According to Janet Fowler writing in Investopedia, “As the face of international business changes, so do the languages used to communicate. Shifts in economic strength have certainly impacted the most popular languages used to communicate within international business, and it certainly has impacted the popularity of enrollments in second language courses in colleges and universities. Though it may be difficult to predict exactly how learning a second language will impact your overall earnings, there is little doubt that it does help to improve your overall employability.”
Of course careers in all parts of the world are also influenced by secondary languages. For instance, in India, “A recent study by job search engine Adzuna shows studying foreign languages can land you a lucrative job with a high salary. Of the 10 languages analyzed, Chinese speakers are the highest paid, earning more than double the average yearly salary in India,” according to India Today.
According to a 2015 Kiplinger report, “More jobs require Chinese than any other foreign language except Spanish. And Mandarin is only the seventh-most-popular language studied by American undergrads, according to a recent report by the Modern Language Association of America. The State Department, in its description of Mandarin as a ‘critical language’ for Americans, cites a high demand for Chinese speakers in booming Asian economies, including China, Malaysia, Singapore and Taiwan.”
Business Insider reports, “Researchers have uncovered that people who speak more than one language are better at something called inhibitory control, which involves being able to filter out irrelevant stimuli and to develop more measured responses to events. In addition to an increased attention span, learning a new language can benefit your work in other ways, including being able to connect with a greater number of people, and gaining a new perspective on the world.”
If you speak only your native language, you can consider learning a second language whether that is through an app such as Babbel, Rosetta Stone, Duolingo or other language learning apps.
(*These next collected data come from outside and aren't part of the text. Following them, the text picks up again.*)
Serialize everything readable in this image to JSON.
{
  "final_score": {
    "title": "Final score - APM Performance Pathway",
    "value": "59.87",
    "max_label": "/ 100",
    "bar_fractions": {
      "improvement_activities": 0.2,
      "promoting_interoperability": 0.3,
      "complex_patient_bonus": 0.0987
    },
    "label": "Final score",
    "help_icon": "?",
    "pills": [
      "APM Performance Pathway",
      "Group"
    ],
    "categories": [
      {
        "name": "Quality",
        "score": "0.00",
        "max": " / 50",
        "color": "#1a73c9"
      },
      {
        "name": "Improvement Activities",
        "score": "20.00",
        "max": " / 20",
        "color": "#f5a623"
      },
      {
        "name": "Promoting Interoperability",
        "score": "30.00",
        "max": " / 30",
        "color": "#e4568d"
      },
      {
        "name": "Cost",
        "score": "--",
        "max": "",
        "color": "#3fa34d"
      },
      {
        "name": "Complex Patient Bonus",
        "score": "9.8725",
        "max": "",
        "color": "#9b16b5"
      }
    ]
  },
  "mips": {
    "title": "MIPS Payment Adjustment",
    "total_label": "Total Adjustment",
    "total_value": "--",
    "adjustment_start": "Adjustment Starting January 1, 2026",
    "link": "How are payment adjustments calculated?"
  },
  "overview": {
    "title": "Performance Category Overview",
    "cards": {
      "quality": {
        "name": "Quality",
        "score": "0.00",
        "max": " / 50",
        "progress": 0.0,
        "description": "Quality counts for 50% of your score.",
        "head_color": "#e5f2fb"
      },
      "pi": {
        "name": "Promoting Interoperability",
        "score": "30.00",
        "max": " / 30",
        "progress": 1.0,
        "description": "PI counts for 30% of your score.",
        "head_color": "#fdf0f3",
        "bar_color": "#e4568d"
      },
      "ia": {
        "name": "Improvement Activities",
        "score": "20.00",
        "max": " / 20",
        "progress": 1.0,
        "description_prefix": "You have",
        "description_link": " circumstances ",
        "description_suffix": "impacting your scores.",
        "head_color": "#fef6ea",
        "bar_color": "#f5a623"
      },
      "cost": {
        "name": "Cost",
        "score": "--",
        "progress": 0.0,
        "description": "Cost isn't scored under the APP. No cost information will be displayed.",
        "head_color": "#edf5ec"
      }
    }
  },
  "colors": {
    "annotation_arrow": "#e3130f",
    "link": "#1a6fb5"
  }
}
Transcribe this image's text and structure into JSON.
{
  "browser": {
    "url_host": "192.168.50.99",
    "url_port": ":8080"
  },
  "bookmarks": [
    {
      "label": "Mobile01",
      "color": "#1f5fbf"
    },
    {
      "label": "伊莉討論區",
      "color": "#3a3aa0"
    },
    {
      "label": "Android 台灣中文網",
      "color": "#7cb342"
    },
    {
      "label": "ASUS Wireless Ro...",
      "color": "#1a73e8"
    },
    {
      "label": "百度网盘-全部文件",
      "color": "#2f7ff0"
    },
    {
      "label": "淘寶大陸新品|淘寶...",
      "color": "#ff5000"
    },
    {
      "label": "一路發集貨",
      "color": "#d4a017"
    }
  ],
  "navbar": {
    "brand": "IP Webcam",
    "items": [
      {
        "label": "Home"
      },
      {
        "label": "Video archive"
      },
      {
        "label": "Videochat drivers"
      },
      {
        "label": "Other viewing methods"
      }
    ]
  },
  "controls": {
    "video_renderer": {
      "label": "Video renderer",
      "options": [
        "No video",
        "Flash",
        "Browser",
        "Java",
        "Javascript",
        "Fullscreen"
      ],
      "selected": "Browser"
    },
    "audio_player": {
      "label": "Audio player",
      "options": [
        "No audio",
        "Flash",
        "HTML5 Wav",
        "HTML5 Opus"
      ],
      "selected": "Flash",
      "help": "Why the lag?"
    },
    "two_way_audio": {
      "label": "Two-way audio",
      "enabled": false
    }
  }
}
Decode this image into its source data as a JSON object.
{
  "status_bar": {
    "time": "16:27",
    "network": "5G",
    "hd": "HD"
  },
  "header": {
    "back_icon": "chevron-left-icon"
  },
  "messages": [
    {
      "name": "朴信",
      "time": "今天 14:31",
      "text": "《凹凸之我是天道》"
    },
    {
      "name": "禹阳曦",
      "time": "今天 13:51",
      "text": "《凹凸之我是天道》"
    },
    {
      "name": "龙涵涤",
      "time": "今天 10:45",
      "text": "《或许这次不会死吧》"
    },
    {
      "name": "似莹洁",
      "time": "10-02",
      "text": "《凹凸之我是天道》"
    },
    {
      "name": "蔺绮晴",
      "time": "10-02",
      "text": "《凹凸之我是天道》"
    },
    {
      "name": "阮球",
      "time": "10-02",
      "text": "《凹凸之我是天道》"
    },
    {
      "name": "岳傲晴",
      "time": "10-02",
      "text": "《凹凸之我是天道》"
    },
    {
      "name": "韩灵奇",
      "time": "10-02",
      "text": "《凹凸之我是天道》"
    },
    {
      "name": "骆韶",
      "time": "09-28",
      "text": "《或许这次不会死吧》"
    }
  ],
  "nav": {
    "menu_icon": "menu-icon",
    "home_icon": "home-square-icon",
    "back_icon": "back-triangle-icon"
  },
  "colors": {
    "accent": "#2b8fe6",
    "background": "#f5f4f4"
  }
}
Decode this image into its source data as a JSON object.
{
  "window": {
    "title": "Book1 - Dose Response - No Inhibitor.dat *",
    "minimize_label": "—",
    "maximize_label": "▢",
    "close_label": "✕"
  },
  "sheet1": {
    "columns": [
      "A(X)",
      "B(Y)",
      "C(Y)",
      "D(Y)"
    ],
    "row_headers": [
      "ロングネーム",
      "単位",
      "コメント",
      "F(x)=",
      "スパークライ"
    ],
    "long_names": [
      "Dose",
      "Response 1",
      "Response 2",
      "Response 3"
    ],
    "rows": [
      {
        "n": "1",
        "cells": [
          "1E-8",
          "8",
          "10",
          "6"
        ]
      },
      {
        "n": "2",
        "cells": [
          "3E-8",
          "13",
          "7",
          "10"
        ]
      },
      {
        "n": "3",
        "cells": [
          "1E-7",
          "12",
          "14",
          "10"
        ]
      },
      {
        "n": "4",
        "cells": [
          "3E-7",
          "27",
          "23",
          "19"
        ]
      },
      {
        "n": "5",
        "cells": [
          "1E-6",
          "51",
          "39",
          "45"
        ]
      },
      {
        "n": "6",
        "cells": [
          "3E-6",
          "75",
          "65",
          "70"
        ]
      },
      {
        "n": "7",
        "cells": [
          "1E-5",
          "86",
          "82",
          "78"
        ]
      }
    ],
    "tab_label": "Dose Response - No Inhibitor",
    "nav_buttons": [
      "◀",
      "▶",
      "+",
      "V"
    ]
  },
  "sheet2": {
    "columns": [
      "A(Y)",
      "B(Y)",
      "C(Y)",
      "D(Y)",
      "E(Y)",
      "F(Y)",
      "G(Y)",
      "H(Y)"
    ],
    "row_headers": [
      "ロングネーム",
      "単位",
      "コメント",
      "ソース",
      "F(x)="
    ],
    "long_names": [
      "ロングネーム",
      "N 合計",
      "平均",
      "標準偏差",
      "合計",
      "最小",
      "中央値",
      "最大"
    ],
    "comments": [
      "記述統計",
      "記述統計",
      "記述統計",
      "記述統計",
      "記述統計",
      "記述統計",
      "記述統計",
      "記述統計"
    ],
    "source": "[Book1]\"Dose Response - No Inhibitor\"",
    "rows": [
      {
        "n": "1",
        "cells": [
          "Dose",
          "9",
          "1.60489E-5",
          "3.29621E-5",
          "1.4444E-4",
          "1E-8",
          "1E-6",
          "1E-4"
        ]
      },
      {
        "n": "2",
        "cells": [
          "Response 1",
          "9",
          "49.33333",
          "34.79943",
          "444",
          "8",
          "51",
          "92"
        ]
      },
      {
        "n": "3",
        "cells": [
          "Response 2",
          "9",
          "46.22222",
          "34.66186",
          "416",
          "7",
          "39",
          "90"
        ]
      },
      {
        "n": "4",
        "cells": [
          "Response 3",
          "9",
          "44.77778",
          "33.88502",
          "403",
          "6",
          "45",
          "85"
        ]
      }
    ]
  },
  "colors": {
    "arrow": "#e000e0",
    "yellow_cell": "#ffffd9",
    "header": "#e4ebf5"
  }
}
Whether you are a fluent speaker of many languages, a solid linguist or at the early stages of another language, your ability to dive into another culture and communicate with international partners is desirable for employers.
The Guardian reports, “Lizzie Fane, founder of thirdyearabroad.com and globalgraduates.com, which helps connect young people with international career opportunities, advises expanding the detail of your language skills: “Your CV says you speak a language to a certain level but does it say you’ve worked in that foreign language five days a week? Or that you brought in new clients for the company because of your bilingual abilities?”
The value of speaking multiple languages may move beyond your career and benefit yourself and your own brain.
“A popular view is that over the course of a lifetime, a bilingual’s two languages constantly interact and in order to manage this competition, a bilingual’s executive function system, and the brain structures associated with it, will develop in ways that differ from a monolingual who faces no such pressures,” Francois Grosjean writes in Psychology Today.“Consequently, as we age and experience age-related cognitive decline, the bilingual brain is more resistant to the neurodegeneration that occurs.”